IT can have a major impact on personal privacy even if
system developers do not plan any deliberate intrusion, so IT
specialists need to think more widely about the potential uses of
their systems.
This understanding emerged from a BCS debate involving senior
representatives from IT user companies, suppliers, government and
universities as part of the national Foresight Programme of
advanced research.
The "thought leadership" debate, held under a rule of anonymity,
considered some uncomfortable questions that IT developers might
ask themselves, for example:
- Does someone developing a system to make web page creation easy
need to consider that people can extract personal web content and
use it in different ways to those intended by the originator?
- Does the developer of a database application need to think
about whether they give people a simple way to check their personal
data which might be managed by the system?
- Should someone writing software to connect mobile devices to a
network consider privacy issues around the personal data that flies
around when someone connects to a network?
- Does someone writing software to manage credit card
transactions need to think about the privacy implications of the
secondary uses of a card: for example, to collect air tickets
already paid for and to check in automatically?
So how can proper deliberation of privacy and security
implications be initiated?
IT people should start to think beyond engineering and take account
of the need to respect and protect privacy. They should not
consider themselves as mere tool developers, use of whose tool is
someone else's concern, the debate heard.

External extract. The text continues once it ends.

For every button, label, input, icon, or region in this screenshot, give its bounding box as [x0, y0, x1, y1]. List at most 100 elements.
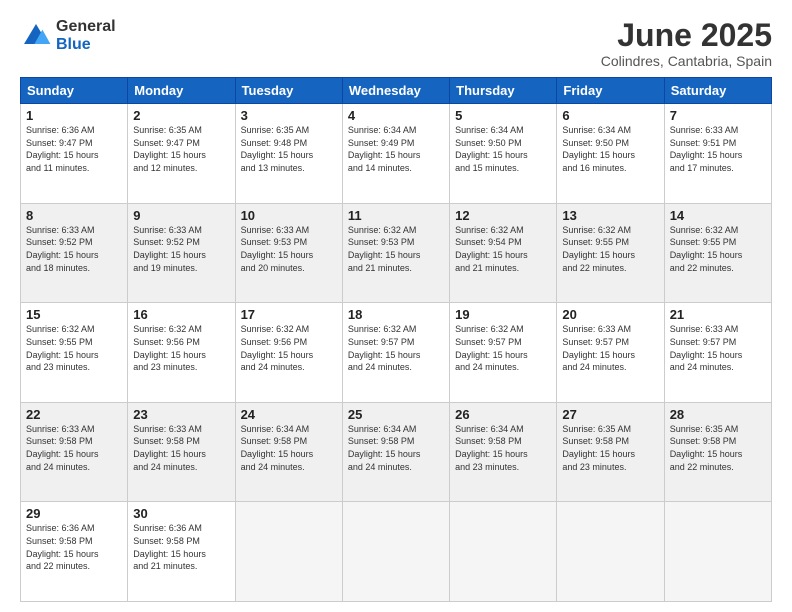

At system development level, IT professionals need to think about
the privacy and security implications of what they are developing,
how to minimise leakage, and how to enable individuals to check
personal information handled by their systems. Security
professionals need to be included in the design of systems, not
just at the deployment stage.
At a broader professional level, IT people need to think about
privacy, spread awareness of the issues, and consider social needs
and how they are met in systems. IT professionals at this level
have a duty to share awareness of what a system implies for the
overall context, involving IT and human processes, the debate
heard.
It is not enough for IT professionals to give reassurances that
encryption for communication protects privacy if they ignore the
point that users are working with databases at either end of the
communications link. Arguably all IT professionals must have
ethical training, because of the pervasive nature of IT.
RFID and privacy
The BCS thought leadership debate heard that the privacy issues
discussed affect radio frequency identification tagging technology.
Under European law, any company that uses RFID must notify the
consumer the tag is on the product and provide details on how to
discard the tag and access the information held on it.